Do your cloud first strategy includes an integrated defense?

By: Atul Anchan, Director Systems Engineering – India, Symantec

Enterprises are amid a fundamental shift in ways that employees and clients are consuming technology. While the tech pendulum continues to swing, chief information security officers must be prepared to swing with it—or get clocked. As enterprises leverage cloud applications and infrastructure at an unseen pace, there is more need than ever to enable stronger protection for your cloud-first strategy. The cloud generation needs a broader and deeper integrated defense to secure against the unknown advanced threats.

The high usage of personally-owned devices, enhanced connectivity offering fast paced internet, and cloud-based computing platforms is making significant changes to the traditional IT landscape while delivering advanced capabilities. While embracing fully outsourced cloud solutions and infrastructure, data and users continue to cross over the recognized corporate security perimeter. Considering the transition, it’s important than ever for CISOs to keep track, secure sensitive company data and maintain compliance as the critical assets flow between on-premise systems, mobile apps and in cloud services. This data might include personal records, protected health information or payment archives.
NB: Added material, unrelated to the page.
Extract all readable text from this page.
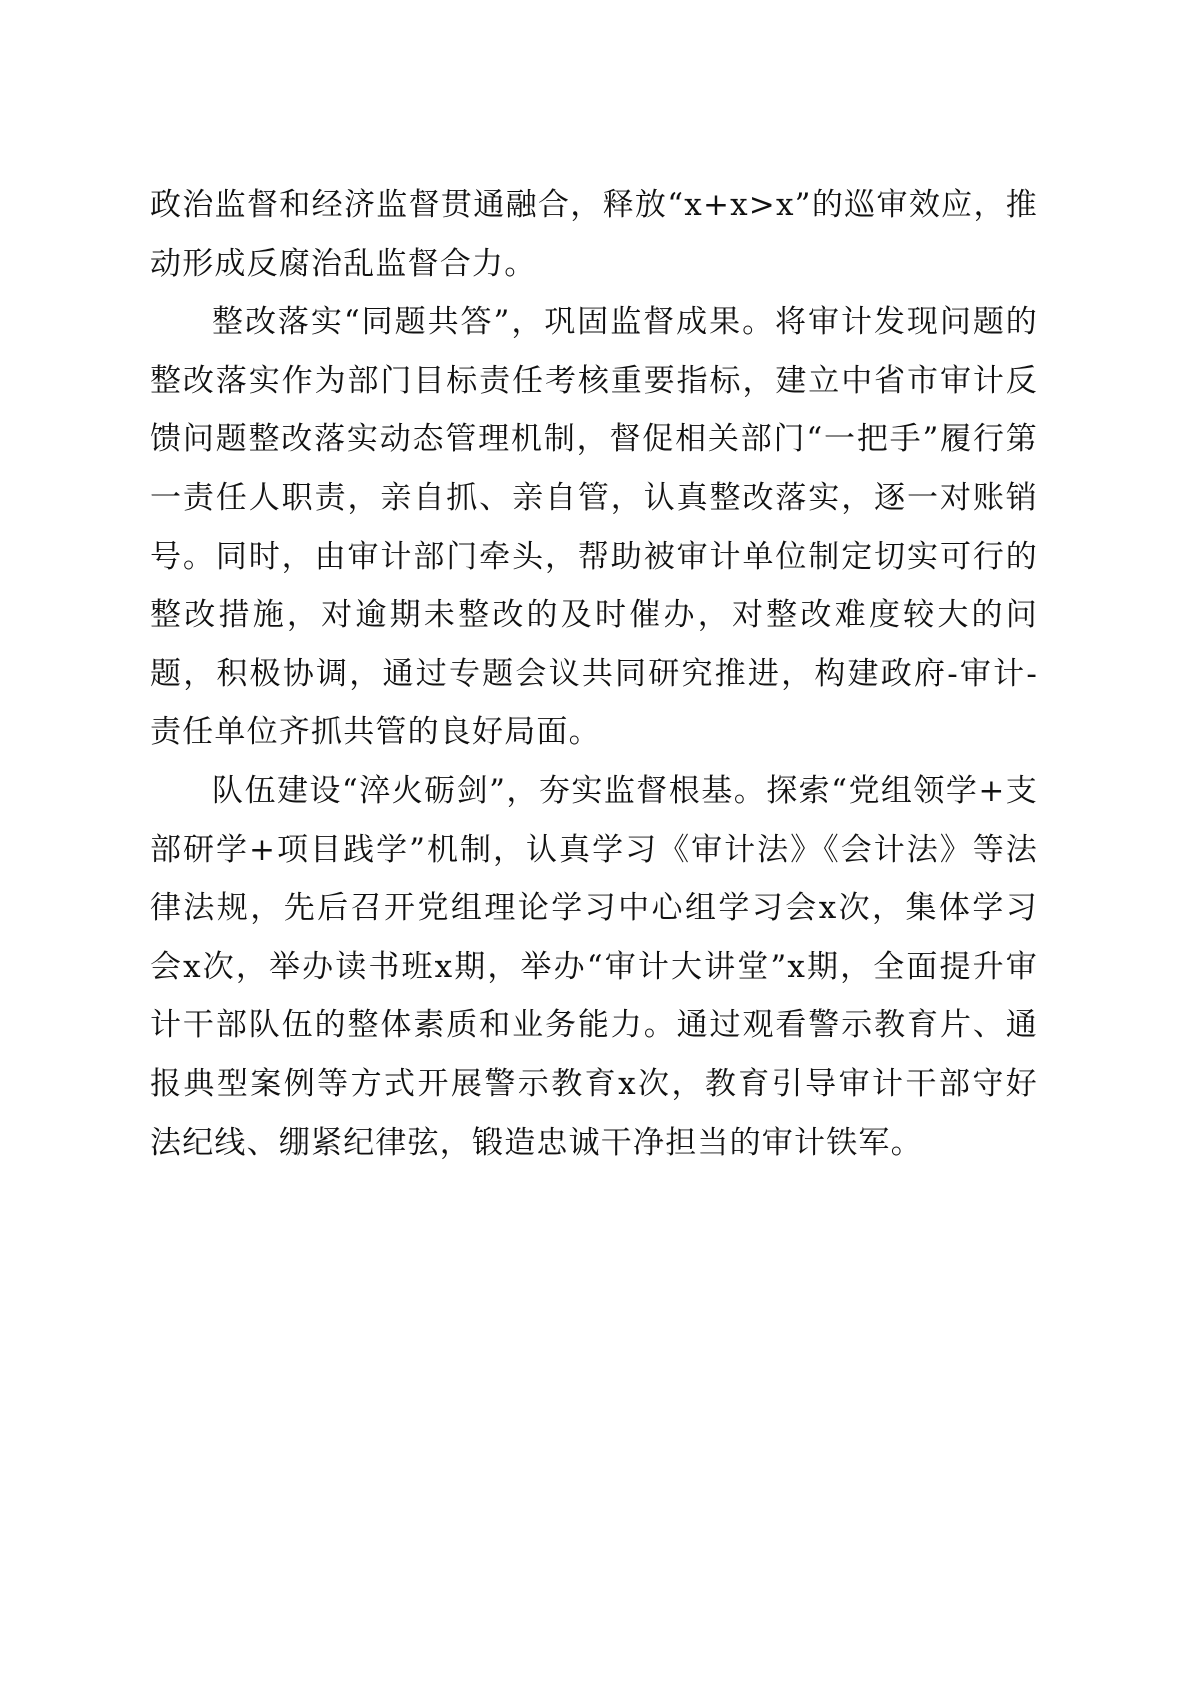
政治监督和经济监督贯通融合，释放“x+x>x”的巡审效应，推动形成反腐治乱监督合力。

整改落实“同题共答”，巩固监督成果。将审计发现问题的整改落实作为部门目标责任考核重要指标，建立中省市审计反馈问题整改落实动态管理机制，督促相关部门“一把手”履行第一责任人职责，亲自抓、亲自管，认真整改落实，逐一对账销号。同时，由审计部门牵头，帮助被审计单位制定切实可行的整改措施，对逾期未整改的及时催办，对整改难度较大的问题，积极协调，通过专题会议共同研究推进，构建政府-审计-责任单位齐抓共管的良好局面。

队伍建设“淬火砺剑”，夯实监督根基。探索“党组领学+支部研学+项目践学”机制，认真学习《审计法》《会计法》等法律法规，先后召开党组理论学习中心组学习会x次，集体学习会x次，举办读书班x期，举办“审计大讲堂”x期，全面提升审计干部队伍的整体素质和业务能力。通过观看警示教育片、通报典型案例等方式开展警示教育x次，教育引导审计干部守好法纪线、绷紧纪律弦，锻造忠诚干净担当的审计铁军。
According to the recent Blue Coat Elastica Shadow Data Report, 23% of all files in cloud apps are broadly shared, and 12% of those files contain sensitive or compliance-related data. Enterprises typically use a variety of point solutions and siloed security tools that don’t protect all the sensitive data, creating security gaps and opening the door to leaks and attacks.

In general security measures offer isolated components of what is required to secure these transformations, thus the cloud generation commands a new model of integrated security. There is a need for CISOs of the modern enterprise to securely enable cloud adoption, while unifying both cloud and traditional on premise environments for seamless security. Moving to cloud poses the challenge of creating fresh policy with each new vendor, which adds a significant burden considering the manual deployment and maintenance. The other significant challenge comes at the data protection aspect.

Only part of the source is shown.